6:19 捕囚から帰って来た人々は、第一の月の十四日に過越を祝った。
また、彼らは、律法に記されている過ぎ越しを「祝い→行い」ました。
6:20 祭司とレビ人たちは一人残らず身をきよめて、みなきよくなっていたので、捕囚から帰って来たすべての人々のため、彼らの同胞の祭司たちのため、また彼ら自身のために、過越のいけにえを屠った。
祭司とレビ人は、ひとり残らず身を清めました。そのための準備を予めしていたのです。心から進んて行う思いがありました。
6:21 捕囚から戻って来たイスラエル人はこれを食べた。イスラエルの神、主を求めて、その地の異邦の民の汚れから離れて彼らに加わった者たちもみなそうした。
捕囚から帰ってきたイスラエル人は、これを食べました。彼らは、主の言葉に従って帰った民であったのです。
その他に、その地に残っていた民のうち、イスラエルの神、主を求めて、さらに、異邦の民の汚れから離れて帰還した民に加わった人たちも、過ぎ越しを行い、食べたのです。
6:22 そして彼らは七日間、喜びをもって種なしパンの祭りを守った。これは、主が彼らを喜ばせ、またアッシリアの王の心を彼らに向けて、イスラエルの神である神の宮の工事にあたって、彼らを力づけるようにされたからである。
彼らは、喜びをもって種無しパンの祭りを「守り→行い」ました。一つには、主が彼らを喜ばせたことです。

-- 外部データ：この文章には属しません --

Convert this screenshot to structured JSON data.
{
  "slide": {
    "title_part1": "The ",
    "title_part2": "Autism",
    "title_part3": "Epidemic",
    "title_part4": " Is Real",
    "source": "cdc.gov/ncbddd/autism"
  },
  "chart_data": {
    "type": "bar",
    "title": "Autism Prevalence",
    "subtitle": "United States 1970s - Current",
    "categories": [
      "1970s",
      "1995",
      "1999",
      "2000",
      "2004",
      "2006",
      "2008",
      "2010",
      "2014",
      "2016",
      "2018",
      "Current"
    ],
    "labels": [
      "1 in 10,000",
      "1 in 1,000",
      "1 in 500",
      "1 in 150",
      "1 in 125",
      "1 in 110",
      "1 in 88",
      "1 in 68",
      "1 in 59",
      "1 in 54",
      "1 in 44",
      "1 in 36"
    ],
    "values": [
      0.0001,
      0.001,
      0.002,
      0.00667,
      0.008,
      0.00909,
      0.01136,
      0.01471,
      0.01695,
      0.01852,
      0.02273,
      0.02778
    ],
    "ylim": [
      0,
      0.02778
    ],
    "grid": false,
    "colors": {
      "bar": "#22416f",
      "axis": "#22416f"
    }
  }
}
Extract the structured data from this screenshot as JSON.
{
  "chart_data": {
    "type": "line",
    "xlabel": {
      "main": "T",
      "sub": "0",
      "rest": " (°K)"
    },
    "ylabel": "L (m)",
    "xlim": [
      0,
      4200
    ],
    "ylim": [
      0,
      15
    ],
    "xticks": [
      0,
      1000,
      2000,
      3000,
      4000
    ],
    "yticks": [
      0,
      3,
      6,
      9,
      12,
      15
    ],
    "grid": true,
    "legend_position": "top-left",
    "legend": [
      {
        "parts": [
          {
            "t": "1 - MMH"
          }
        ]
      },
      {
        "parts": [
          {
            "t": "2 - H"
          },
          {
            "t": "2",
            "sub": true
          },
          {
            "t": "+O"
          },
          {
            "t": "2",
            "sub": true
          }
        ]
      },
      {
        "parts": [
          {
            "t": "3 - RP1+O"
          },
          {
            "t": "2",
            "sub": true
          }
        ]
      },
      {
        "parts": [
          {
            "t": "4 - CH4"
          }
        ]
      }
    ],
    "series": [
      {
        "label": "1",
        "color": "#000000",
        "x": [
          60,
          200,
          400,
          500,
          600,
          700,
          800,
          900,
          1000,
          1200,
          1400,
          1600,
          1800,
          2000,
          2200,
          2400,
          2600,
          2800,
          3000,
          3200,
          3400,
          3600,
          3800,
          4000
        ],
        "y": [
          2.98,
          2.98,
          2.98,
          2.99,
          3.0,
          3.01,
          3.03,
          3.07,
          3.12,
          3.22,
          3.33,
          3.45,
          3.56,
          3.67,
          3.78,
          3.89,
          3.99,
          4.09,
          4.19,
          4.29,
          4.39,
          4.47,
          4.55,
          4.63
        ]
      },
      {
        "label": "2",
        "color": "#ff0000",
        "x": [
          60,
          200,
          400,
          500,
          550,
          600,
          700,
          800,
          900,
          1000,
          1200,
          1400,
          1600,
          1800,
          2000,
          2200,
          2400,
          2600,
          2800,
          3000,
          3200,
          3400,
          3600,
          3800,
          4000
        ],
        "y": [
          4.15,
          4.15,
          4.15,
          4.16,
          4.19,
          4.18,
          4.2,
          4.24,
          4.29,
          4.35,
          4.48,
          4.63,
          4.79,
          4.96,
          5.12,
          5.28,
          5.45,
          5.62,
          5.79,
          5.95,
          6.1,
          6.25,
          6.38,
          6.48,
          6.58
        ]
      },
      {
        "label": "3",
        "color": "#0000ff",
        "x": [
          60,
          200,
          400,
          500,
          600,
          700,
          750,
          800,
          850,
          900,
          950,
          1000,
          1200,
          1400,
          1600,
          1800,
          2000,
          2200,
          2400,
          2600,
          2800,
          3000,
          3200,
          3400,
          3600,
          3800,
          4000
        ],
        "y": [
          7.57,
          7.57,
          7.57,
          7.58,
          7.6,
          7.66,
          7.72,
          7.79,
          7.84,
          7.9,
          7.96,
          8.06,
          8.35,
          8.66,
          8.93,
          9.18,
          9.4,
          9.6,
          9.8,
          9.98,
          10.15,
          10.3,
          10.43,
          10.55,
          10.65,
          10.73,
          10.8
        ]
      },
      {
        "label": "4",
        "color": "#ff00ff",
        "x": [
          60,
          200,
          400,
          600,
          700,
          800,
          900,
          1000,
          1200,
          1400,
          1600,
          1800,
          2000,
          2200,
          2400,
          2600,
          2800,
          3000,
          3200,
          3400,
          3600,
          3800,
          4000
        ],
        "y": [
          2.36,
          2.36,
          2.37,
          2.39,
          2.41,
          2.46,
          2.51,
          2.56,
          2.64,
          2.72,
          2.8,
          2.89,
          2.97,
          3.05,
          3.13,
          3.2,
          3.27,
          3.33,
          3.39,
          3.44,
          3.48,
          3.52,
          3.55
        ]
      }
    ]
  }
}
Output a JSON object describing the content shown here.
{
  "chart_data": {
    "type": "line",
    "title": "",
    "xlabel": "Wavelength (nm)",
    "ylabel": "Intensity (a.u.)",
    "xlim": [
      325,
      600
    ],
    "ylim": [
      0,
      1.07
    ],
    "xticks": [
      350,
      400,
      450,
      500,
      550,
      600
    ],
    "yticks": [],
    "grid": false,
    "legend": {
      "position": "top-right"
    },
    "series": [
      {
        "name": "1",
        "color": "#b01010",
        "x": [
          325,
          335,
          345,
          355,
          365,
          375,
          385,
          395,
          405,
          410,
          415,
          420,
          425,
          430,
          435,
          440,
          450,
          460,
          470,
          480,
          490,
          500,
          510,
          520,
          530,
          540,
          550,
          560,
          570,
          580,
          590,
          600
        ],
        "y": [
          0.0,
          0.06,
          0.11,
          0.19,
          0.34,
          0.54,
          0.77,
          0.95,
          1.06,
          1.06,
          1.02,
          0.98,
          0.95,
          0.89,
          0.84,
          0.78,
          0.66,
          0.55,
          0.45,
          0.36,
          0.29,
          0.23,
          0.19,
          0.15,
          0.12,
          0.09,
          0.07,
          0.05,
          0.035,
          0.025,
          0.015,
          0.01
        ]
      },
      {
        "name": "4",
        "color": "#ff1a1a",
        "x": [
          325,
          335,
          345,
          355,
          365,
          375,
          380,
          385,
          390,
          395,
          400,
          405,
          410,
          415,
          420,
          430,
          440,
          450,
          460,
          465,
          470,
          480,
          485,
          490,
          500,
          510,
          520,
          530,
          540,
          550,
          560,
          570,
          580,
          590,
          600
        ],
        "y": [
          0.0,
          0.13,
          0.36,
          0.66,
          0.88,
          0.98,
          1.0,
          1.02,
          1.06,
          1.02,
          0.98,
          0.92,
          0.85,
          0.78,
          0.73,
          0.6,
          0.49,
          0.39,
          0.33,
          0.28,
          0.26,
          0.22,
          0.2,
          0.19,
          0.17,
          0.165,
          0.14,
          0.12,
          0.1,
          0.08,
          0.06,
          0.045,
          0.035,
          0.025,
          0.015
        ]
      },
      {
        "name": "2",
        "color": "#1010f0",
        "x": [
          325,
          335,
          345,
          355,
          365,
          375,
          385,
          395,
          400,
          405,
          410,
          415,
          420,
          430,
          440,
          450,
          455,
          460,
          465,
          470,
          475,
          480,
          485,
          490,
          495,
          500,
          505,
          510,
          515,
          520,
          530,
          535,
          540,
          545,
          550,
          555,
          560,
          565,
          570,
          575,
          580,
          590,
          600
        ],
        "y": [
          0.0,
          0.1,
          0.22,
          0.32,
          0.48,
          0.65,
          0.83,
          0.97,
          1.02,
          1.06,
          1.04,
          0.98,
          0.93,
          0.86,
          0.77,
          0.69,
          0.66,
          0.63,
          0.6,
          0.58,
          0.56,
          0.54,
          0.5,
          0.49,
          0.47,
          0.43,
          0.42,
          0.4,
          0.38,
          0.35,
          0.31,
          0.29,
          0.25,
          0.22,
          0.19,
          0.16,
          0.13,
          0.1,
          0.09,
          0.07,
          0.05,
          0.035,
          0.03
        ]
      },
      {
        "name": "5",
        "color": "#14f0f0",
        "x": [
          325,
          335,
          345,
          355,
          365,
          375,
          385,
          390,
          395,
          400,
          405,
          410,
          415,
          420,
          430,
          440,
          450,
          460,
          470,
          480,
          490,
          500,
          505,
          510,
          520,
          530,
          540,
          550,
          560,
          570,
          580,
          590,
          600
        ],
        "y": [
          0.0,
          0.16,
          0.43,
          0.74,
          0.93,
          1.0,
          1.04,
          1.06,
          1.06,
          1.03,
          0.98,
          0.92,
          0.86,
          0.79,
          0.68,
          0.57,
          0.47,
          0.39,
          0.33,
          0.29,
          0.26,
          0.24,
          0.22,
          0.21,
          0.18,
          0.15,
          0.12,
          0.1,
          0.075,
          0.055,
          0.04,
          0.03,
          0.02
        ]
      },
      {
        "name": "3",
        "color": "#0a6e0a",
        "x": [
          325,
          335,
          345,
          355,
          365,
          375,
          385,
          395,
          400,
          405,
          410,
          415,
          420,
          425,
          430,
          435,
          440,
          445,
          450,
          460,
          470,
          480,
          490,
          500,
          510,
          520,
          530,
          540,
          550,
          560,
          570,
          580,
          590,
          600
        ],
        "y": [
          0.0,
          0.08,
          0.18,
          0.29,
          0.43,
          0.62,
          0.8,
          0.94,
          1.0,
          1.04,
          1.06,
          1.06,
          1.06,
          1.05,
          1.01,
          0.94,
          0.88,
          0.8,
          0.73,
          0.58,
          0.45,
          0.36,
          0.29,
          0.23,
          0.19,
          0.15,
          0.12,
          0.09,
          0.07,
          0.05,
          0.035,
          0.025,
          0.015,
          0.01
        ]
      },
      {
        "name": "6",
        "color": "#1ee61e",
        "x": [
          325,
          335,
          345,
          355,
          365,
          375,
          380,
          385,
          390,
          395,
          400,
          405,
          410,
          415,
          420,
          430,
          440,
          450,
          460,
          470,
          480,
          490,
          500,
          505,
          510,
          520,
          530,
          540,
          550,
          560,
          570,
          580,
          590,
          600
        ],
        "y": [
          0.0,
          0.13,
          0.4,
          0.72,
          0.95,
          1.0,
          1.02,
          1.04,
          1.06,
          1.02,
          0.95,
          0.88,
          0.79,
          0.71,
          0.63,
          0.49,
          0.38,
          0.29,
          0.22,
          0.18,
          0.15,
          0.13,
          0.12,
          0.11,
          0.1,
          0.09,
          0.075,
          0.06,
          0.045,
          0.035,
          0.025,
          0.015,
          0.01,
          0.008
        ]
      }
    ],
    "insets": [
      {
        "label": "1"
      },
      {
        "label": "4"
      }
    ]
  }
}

また、アッシリアの王の心を彼らに向けさせたことです。ペルシアの支配のもとでのアッシリアであって、かつてアッシリアの支配下にあった国の総督たちのことです。彼らは、かつては敵対勢力でしたが、ダレイオス王の命令により、忠誠をもってイスラエルを支えるようになったのです。ペルシアの王が偉大だと言い表す神をないがしろにすることはできません。また、そのようなことを少しでも態度で表すならば、彼ら自身が処罰を受けることになります。彼らは、宮の建設が少しも滞ることなく、成し遂げられるためにできる限りのことをしなければならなかったのです。それが、王の命令であったからです。